WASHINGTON D.C. – Federal policymakers have recently raised the alarm on the adverse impacts of vertical integration in the healthcare sector. The takeaways from recent Congressional hearings on these issues echo concerns that HME suppliers and stakeholders have been expressing about healthcare entities that control multiple aspects of the patient-care continuum.
Across multiple House and Senate hearings in May, legislators questioned the concentration of power in insurers that also own physician group practices, pharmacy benefit manager (PBM) groups, and claims processing companies. Senators and Representatives peppered their remarks and questions with turns of phrase such as:
- “We have already seen consolidation drive up prices and decrease access to patient care.” (Rep. John Joyce – R-PA)
- “The data spells out a troublesome picture of the current state of health care markets and the impact of consolidation on spending. In fact, CBO stated that consolidation has increased federal health spending and costs for patients while limiting their choices and decreasing patient access to quality care.” (Rep. Jodey Arrington – R-TX)
- “For patients in San Diego and across the U.S., consolidation and vertical integration often leads to higher costs and less price transparency, which we know is a really important aspect of competition in markets that are functioning.” (Rep. Scott Peters – D-CA)
- “This vertical integration that exists in health care in general has got to end.” (Rep. Buddy Carter – R-GA)

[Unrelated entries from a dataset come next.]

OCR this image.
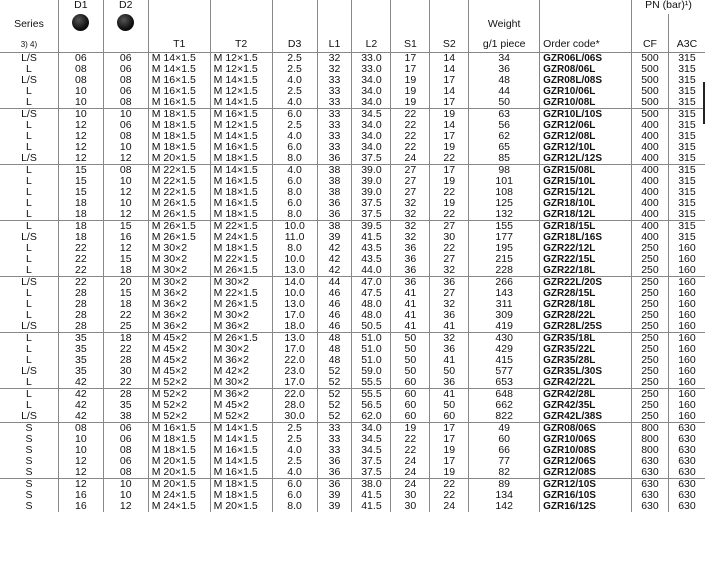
	D1	D2										PN (bar)¹)	
Series										Weight			
3) 4)			T1	T2	D3	L1	L2	S1	S2	g/1 piece	Order code*	CF	A3C
L/S	06	06	M 14×1.5	M 12×1.5	2.5	32	33.0	17	14	34	GZR06L/06S	500	315
L	08	06	M 14×1.5	M 12×1.5	2.5	32	33.0	17	14	36	GZR08/06L	500	315
L/S	08	08	M 16×1.5	M 14×1.5	4.0	33	34.0	19	17	48	GZR08L/08S	500	315
L	10	06	M 16×1.5	M 12×1.5	2.5	33	34.0	19	14	44	GZR10/06L	500	315
L	10	08	M 16×1.5	M 14×1.5	4.0	33	34.0	19	17	50	GZR10/08L	500	315
L/S	10	10	M 18×1.5	M 16×1.5	6.0	33	34.5	22	19	63	GZR10L/10S	500	315
L	12	06	M 18×1.5	M 12×1.5	2.5	33	34.0	22	14	56	GZR12/06L	400	315
L	12	08	M 18×1.5	M 14×1.5	4.0	33	34.0	22	17	62	GZR12/08L	400	315
L	12	10	M 18×1.5	M 16×1.5	6.0	33	34.0	22	19	65	GZR12/10L	400	315
L/S	12	12	M 20×1.5	M 18×1.5	8.0	36	37.5	24	22	85	GZR12L/12S	400	315
L	15	08	M 22×1.5	M 14×1.5	4.0	38	39.0	27	17	98	GZR15/08L	400	315
L	15	10	M 22×1.5	M 16×1.5	6.0	38	39.0	27	19	101	GZR15/10L	400	315
L	15	12	M 22×1.5	M 18×1.5	8.0	38	39.0	27	22	108	GZR15/12L	400	315
L	18	10	M 26×1.5	M 16×1.5	6.0	36	37.5	32	19	125	GZR18/10L	400	315
L	18	12	M 26×1.5	M 18×1.5	8.0	36	37.5	32	22	132	GZR18/12L	400	315
L	18	15	M 26×1.5	M 22×1.5	10.0	38	39.5	32	27	155	GZR18/15L	400	315
L/S	18	16	M 26×1.5	M 24×1.5	11.0	39	41.5	32	30	177	GZR18L/16S	400	315
L	22	12	M 30×2	M 18×1.5	8.0	42	43.5	36	22	195	GZR22/12L	250	160
L	22	15	M 30×2	M 22×1.5	10.0	42	43.5	36	27	215	GZR22/15L	250	160
L	22	18	M 30×2	M 26×1.5	13.0	42	44.0	36	32	228	GZR22/18L	250	160
L/S	22	20	M 30×2	M 30×2	14.0	44	47.0	36	36	266	GZR22L/20S	250	160
L	28	15	M 36×2	M 22×1.5	10.0	46	47.5	41	27	143	GZR28/15L	250	160
L	28	18	M 36×2	M 26×1.5	13.0	46	48.0	41	32	311	GZR28/18L	250	160
L	28	22	M 36×2	M 30×2	17.0	46	48.0	41	36	309	GZR28/22L	250	160
L/S	28	25	M 36×2	M 36×2	18.0	46	50.5	41	41	419	GZR28L/25S	250	160
L	35	18	M 45×2	M 26×1.5	13.0	48	51.0	50	32	430	GZR35/18L	250	160
L	35	22	M 45×2	M 30×2	17.0	48	51.0	50	36	429	GZR35/22L	250	160
L	35	28	M 45×2	M 36×2	22.0	48	51.0	50	41	415	GZR35/28L	250	160
L/S	35	30	M 45×2	M 42×2	23.0	52	59.0	50	50	577	GZR35L/30S	250	160
L	42	22	M 52×2	M 30×2	17.0	52	55.5	60	36	653	GZR42/22L	250	160
L	42	28	M 52×2	M 36×2	22.0	52	55.5	60	41	648	GZR42/28L	250	160
L	42	35	M 52×2	M 45×2	28.0	52	56.5	60	50	662	GZR42/35L	250	160
L/S	42	38	M 52×2	M 52×2	30.0	52	62.0	60	60	822	GZR42L/38S	250	160
S	08	06	M 16×1.5	M 14×1.5	2.5	33	34.0	19	17	49	GZR08/06S	800	630
S	10	06	M 18×1.5	M 14×1.5	2.5	33	34.5	22	17	60	GZR10/06S	800	630
S	10	08	M 18×1.5	M 16×1.5	4.0	33	34.5	22	19	66	GZR10/08S	800	630
S	12	06	M 20×1.5	M 14×1.5	2.5	36	37.5	24	17	77	GZR12/06S	630	630
S	12	08	M 20×1.5	M 16×1.5	4.0	36	37.5	24	19	82	GZR12/08S	630	630
S	12	10	M 20×1.5	M 18×1.5	6.0	36	38.0	24	22	89	GZR12/10S	630	630
S	16	10	M 24×1.5	M 18×1.5	6.0	39	41.5	30	22	134	GZR16/10S	630	630
S	16	12	M 24×1.5	M 20×1.5	8.0	39	41.5	30	24	142	GZR16/12S	630	630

It’s encouraging to see Capitol Hill taking a closer look at these vertically integrated structures and how they can cause serious problems for patients and healthcare providers alike. HME suppliers are especially attuned to this issue as we face the prospect of insurance plans asserting more control over the provision of care to their members/beneficiaries, rendering the supplier to a subcontractor role.
With Medicare Advantage plans now providing coverage for more than 50% of Medicare beneficiaries, these plans are in a position to enact policies and practices that can reduce competition, shrink the HME supplier base, limit patient choice, and ultimately impact the quality of care.
AAHomecare and patient advocates for individuals with severe respiratory challenges have been shining a light on Medicare Advantage plans that are improperly employing denials or “fail-first” protocols as cost-saving measures in the ventilator space. These practices could become even more prevalent in vertically integrated entities, where companies can employ stricter or different medical criteria instead of following Medicare LCDs to determine care.
This framework raises issues concerning conflicts of interest where the insurer’s decision about what equipment to approve–and at what cost–can prioritize their own financial interests over patient needs. Patients served under these arrangements could also lose the support and advocacy that an independent supplier provides in appealing or pushing back against denials or other care limitations.
Policymakers are waking up to the idea that excessive consolidation and vertical integration in the healthcare space is an issue that deserves a lot more attention. The unprecedented disruption to claims and payment processes following the February cyberattack on Change Healthcare underscores the importance of identifying the fault lines that are being created in this new environment. Our industry needs to make sure that we’re complementing this scrutiny by making sure legislators, regulators, and healthcare stakeholders understand how these structures impact our patients and our businesses.
Tom Ryan is president and CEO of the American Association for Homecare.